To illustrate, let us follow the transmutations of a sensation. Let a "consciousness" be excited. That means motion, and from that tense focus the emotion rushes through the nerves, losing, in intensity as it gains more room—that is, the more nerves there are that are set in vibration the slower the vibration becomes—music still and in the same key, but lower down the scale. Suppose the key of the emotion or sensation to be the one that moves the hand, then the hand will act. Suppose the key to be the one whose "chords" the vocal mechanism plays in, then that will take up the nerve-waves, which will thus be transformed into air-waves, but who can tell how many octaves below the pitch of the sensation-waves in the nerves? The waves have passed as through a lens, and been magnified like mites in a magic-lantern. Suppose the sensation to have made one speak the word "hope." We cannot explore the nerve-waves, but, projected in the air, they become a picture that we can study. First there is the rough breathing or tremor h, then the mouth tunes itself for the musical tone o.
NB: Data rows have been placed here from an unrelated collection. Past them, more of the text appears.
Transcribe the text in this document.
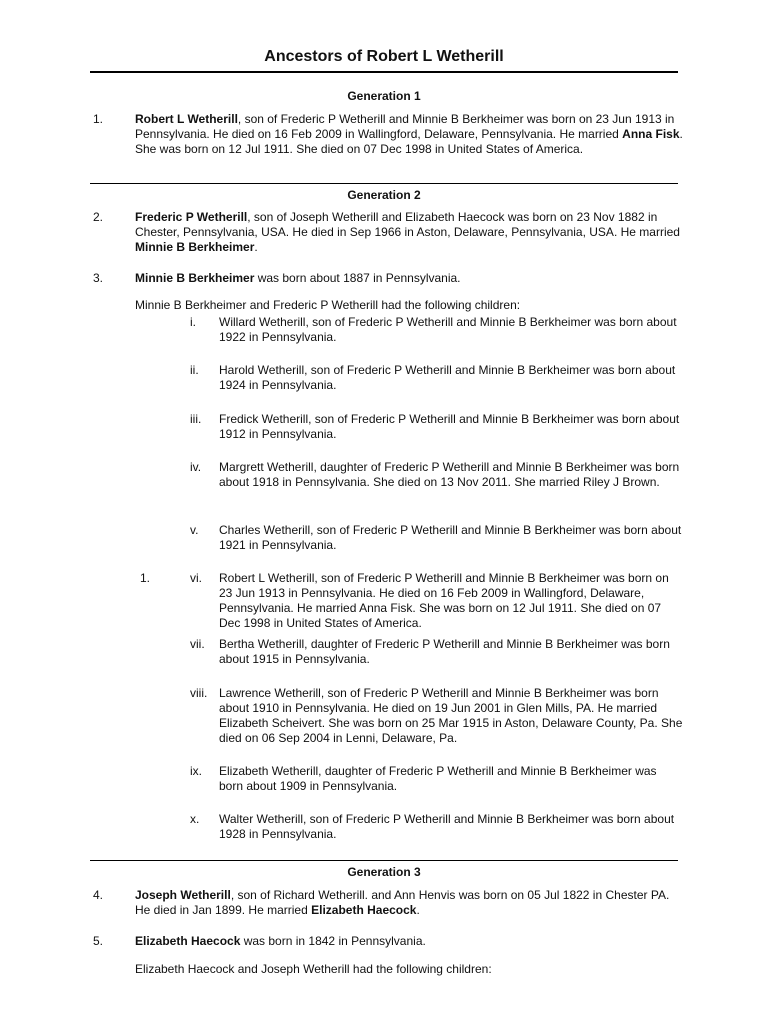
Ancestors of Robert L Wetherill
Generation 1
1.	Robert L Wetherill, son of Frederic P Wetherill and Minnie B Berkheimer was born on 23 Jun 1913 in Pennsylvania. He died on 16 Feb 2009 in Wallingford, Delaware, Pennsylvania. He married Anna Fisk. She was born on 12 Jul 1911. She died on 07 Dec 1998 in United States of America.
Generation 2
2.	Frederic P Wetherill, son of Joseph Wetherill and Elizabeth Haecock was born on 23 Nov 1882 in Chester, Pennsylvania, USA. He died in Sep 1966 in Aston, Delaware, Pennsylvania, USA. He married Minnie B Berkheimer.
3.	Minnie B Berkheimer was born about 1887 in Pennsylvania.
Minnie B Berkheimer and Frederic P Wetherill had the following children:
i.	Willard Wetherill, son of Frederic P Wetherill and Minnie B Berkheimer was born about 1922 in Pennsylvania.
ii.	Harold Wetherill, son of Frederic P Wetherill and Minnie B Berkheimer was born about 1924 in Pennsylvania.
iii.	Fredick Wetherill, son of Frederic P Wetherill and Minnie B Berkheimer was born about 1912 in Pennsylvania.
iv.	Margrett Wetherill, daughter of Frederic P Wetherill and Minnie B Berkheimer was born about 1918 in Pennsylvania. She died on 13 Nov 2011. She married Riley J Brown.
v.	Charles Wetherill, son of Frederic P Wetherill and Minnie B Berkheimer was born about 1921 in Pennsylvania.
1.	vi.	Robert L Wetherill, son of Frederic P Wetherill and Minnie B Berkheimer was born on 23 Jun 1913 in Pennsylvania. He died on 16 Feb 2009 in Wallingford, Delaware, Pennsylvania. He married Anna Fisk. She was born on 12 Jul 1911. She died on 07 Dec 1998 in United States of America.
vii.	Bertha Wetherill, daughter of Frederic P Wetherill and Minnie B Berkheimer was born about 1915 in Pennsylvania.
viii. Lawrence Wetherill, son of Frederic P Wetherill and Minnie B Berkheimer was born about 1910 in Pennsylvania. He died on 19 Jun 2001 in Glen Mills, PA. He married Elizabeth Scheivert. She was born on 25 Mar 1915 in Aston, Delaware County, Pa. She died on 06 Sep 2004 in Lenni, Delaware, Pa.
ix.	Elizabeth Wetherill, daughter of Frederic P Wetherill and Minnie B Berkheimer was born about 1909 in Pennsylvania.
x.	Walter Wetherill, son of Frederic P Wetherill and Minnie B Berkheimer was born about 1928 in Pennsylvania.
Generation 3
4.	Joseph Wetherill, son of Richard Wetherill. and Ann Henvis was born on 05 Jul 1822 in Chester PA. He died in Jan 1899. He married Elizabeth Haecock.
5.	Elizabeth Haecock was born in 1842 in Pennsylvania.
Elizabeth Haecock and Joseph Wetherill had the following children:
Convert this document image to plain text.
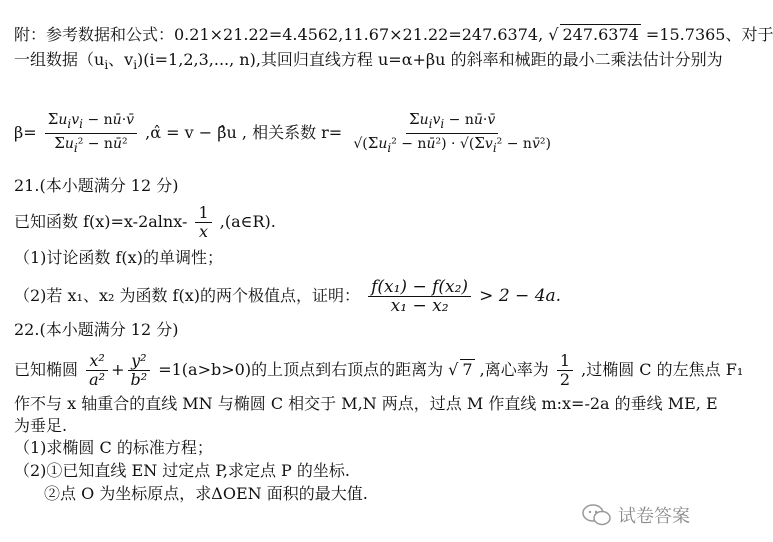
附：参考数据和公式：0.21×21.22=4.4562,11.67×21.22=247.6374, √ 247.6374 =15.7365、对于
一组数据（$u_i$、$v_i)(i=1,2,3$,..., n),其回归直线方程 u=α+βu 的斜率和械距的最小二乘法估计分别为
$\beta= \frac{\Sigma u_iv_i - nū\cdot v̄}{\Sigma u_i^2 - nū^2}$ ,α̂ = v − β̂u , 相关系数 $r= \frac{\Sigma u_iv_i - nū\cdot v̄}{√(\Sigma u_i^2 - nū^2) \cdot √(\Sigma v_i^2 - nv̄^2)}$
21.(本小题满分 12 分)
已知函数 $f(x)=x-2alnx- \frac{1}{x}$ ,(a∈R).
（1)讨论函数 f(x)的单调性；
（2)若 x₁、x₂ 为函数 f(x)的两个极值点，证明： $\frac{\text{f(x₁) − f(x₂)}}{\text{x₁ − x₂}} > 2 - 4a$.
22.(本小题满分 12 分)
已知椭圆 $\frac{\text{x²}}{\text{a²}} + \frac{\text{y²}}{\text{b²}} =1(a>b>0)$的上顶点到右顶点的距离为 √ 7 ,离心率为 $\frac{1}{2}$ ,过椭圆 C 的左焦点 F₁
作不与 x 轴重合的直线 MN 与椭圆 C 相交于 M,N 两点，过点 M 作直线 m:x=-2a 的垂线 ME, E
为垂足.
（1)求椭圆 C 的标准方程；
（2)①已知直线 EN 过定点 P,求定点 P 的坐标.
②点 O 为坐标原点，求ΔOEN 面积的最大值.
试卷答案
Suppose the o to be made in a man's voice at a pitch A, below middle C. The o-making overtone is its octave overtone or second, which in this case will be A above middle C, the pitch to which the mouth will resound. Besides this prominent overtone, o has some feeble third and fourth overtones, and for the personal peculiarity say a little fifth. What is

PSM V13 D062 Sound vibrations of increasing frequencies.jpg

Fig. 12.

this o, then? A tone-vibration of 220 per second, frilled with overtone vibrations of 440, 660, 880, and 1,100 per second. In the air, on its way to an ear, this o is a matter of air-waves 5 feet in length, filled in with waves of 30, 20, 15, and 10 inches in length, and—let us be thankful that we do not have to understand o before we can exclaim it. Following this, the mouth suddenly shuts up and pushes off the vowel-ripples with a noisy billowy p. Fig. 12 will give an idea of the "hope" waves going through the air, end-foremost, of course, as they were spoken. And so words follow each other in sets of waves like the above, with rests between the sets made by the pauses between words.

PSM V13 D062 The ear canal.jpg

Fig. 13.

Now, how far will these waves be loud enough to be heard—that is, how long will they keep strong enough to beat the drum-head of an ear? The farther they go the more they spread, and the weaker they become. A strong voice may be heard at an eighth of a mile, or about 700 feet. As sound travels 1,100 feet per second, it follows that, in less than a second after being spoken, the waves become too weak to make words. Let us be quick, then, to find what they are saying. Sun-waves, spreading from a focus, may be brought again to a focus by condensing them with a lens. So the sensation-waves, which spread from a focus, may be brought again to a focus by condensing them with an ear (Fig. 12). Here, across a little echo-cave, is hung a curtain, Ty. M., which is blown in and out as each air-wave beats against it; and, though the air-waves vary from 40 feet to 4 inches apart, they jump the distance quickly, and this curtain, taking an exact copy of each, in vibrations less than the thousandth part of an inch, sends them, through the tapping bones, Mall., Stp., to an inside curtain, F.o., where they are condensed again, and thrown through a liquid which fills the hollow inside of it. Here three thousand tuned nerves take up, each, its own acchording waves, and bear them to the brain; and thus the wild waves of an emotion passed from one "consciousness" to another in less than a second, proving that the "quickness of thought" is no metaphor. Through pipes, the sound of the voice may be heard nearly four miles, and conversation carried on at nearly a mile. Through the wire of the telephone, which has become literally the "thread of a conversation," sound, with all its qualities, is conveyed hundreds of miles, as we have already shown in a former article.